The Missing Generation offers us snippets of recorded interviews that chronicle the story of the LGBTQ “Great Rainbow Migration” to San Francisco and other cities, through the AIDS crisis of the 1980s, and through its aftermath, to the present-day survivors. The performance welcomes us with a single, spot-lit solo, and grows in complexity and emotional range, until an entire history of loss and grief takes shape before us. The nature of the crisis is not immediately named, mirroring the unknown quality of the health epidemic during its peak. Dorsey's own voice frames the survivors’ stories, but does not overshadow them. Dance solos correspond with the spoken vignettes, and we see new choreographic sequences introduced for each new voice. One sequence calls to mind the polyrhythmic groundedness of African dance, while another nods to classical ballet with échappés and leisurely off-kilter fouettés. Sometimes, dance takes a back seat to the survivors’ stories; one audio segment plays over an entirely dark, empty stage.

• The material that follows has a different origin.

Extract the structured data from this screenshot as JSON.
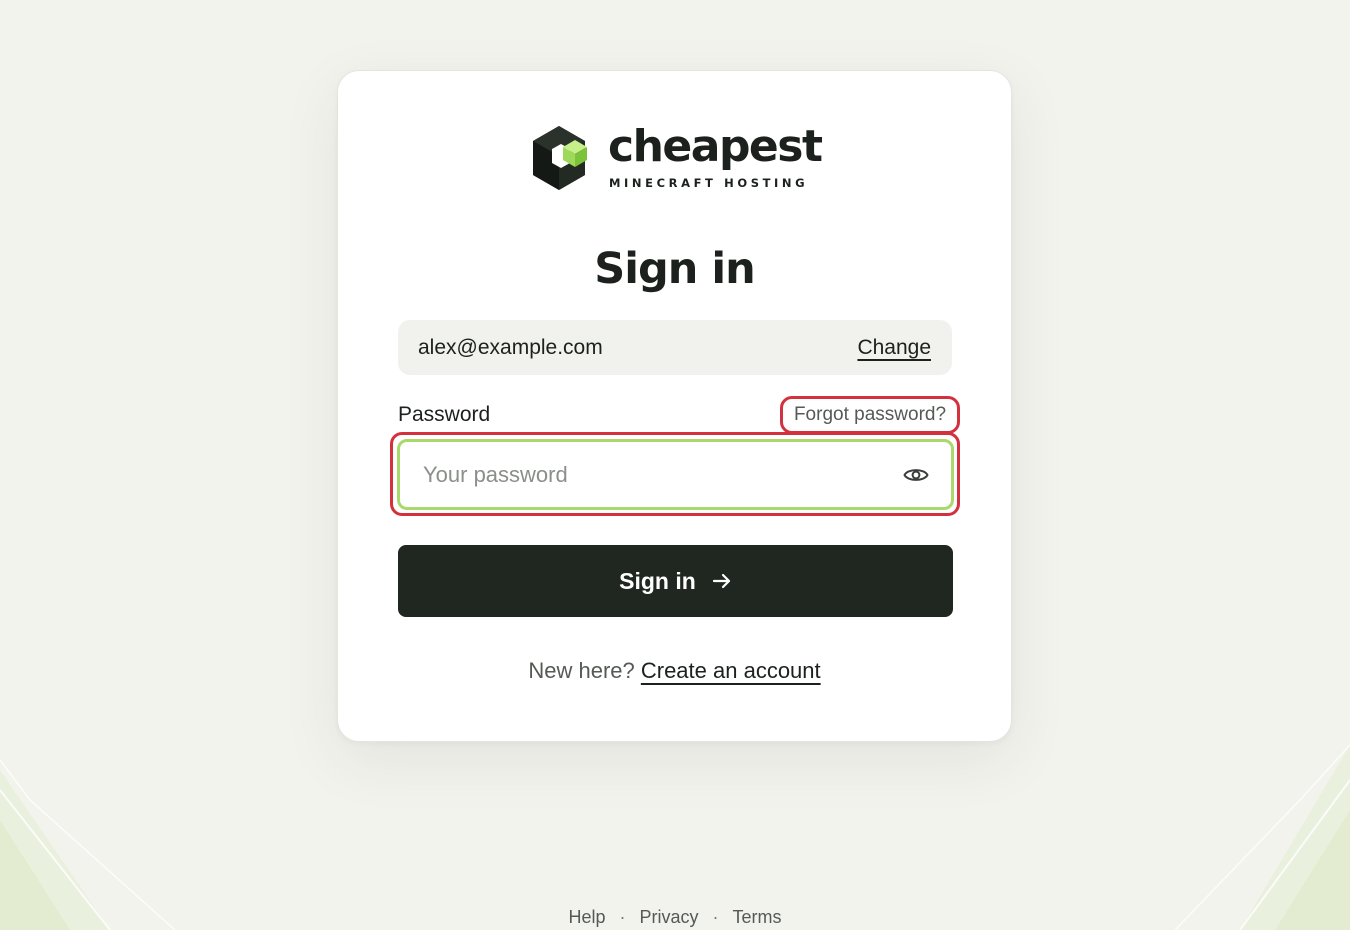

Dorsey’s choreography imbues masculinity with warmth and softness. Movements rise and fall vertically, breath-like, and the arm movements seem thoughtful. The moments of stillness interspersed with these movements are sudden, as if the dancer’s arm or leg were caught and held by something invisible. The frequent unison is not the crisp precision of a Broadway show. It's more the soft coordination of a plant’s fronds moving underwater, directed by the current. The lines of leg and foot are pure when we see them, especially on Fisher. Repeated movements of pliés in second position form a prayer, with palms pressed and chastely bisecting the body. Low bounces in parallel mimic a heartbeat. The members of the quartet sometimes curl over each other’s shoulders, in a stylized group embrace. A group circling movement, where the dancers duck under their intertwined arms, recalls Matisse’s painting Dance (1), though a variation on this concept later in the piece more closely evokes the iconic choreography of Swan Lake’s “Danse des petits cygnes.”
Dorsey is often praised for the partnered choreography in his work, and it does feel unique, perhaps more in the approach than the actual steps. Partners engage as if wafting their appendages around one another; gripping and weight-sharing appears as a byproduct or afterthought. The dancers do execute some more purposeful vertical lifts as a group, hoisting Fisher in the air like the physical embodiment of signal-boosting.
Despite the inarguably heavy subject matter of The Missing Generation, there is humor, here, too. The dancers speak boldly from the stage, delivering double entendres and skewering some of the new-found queer lexicon. Sexy choreography depicting hook-up culture and club life provides some heat as well, lightening the rest of the content.
Sean Dorsey’s The Missing Generation is a study in balanced pairs: voice and music, movement and stillness, spotlight and darkness, those who were lost and those who remain. The performance ends in a quartet, holding space for a community full of stories.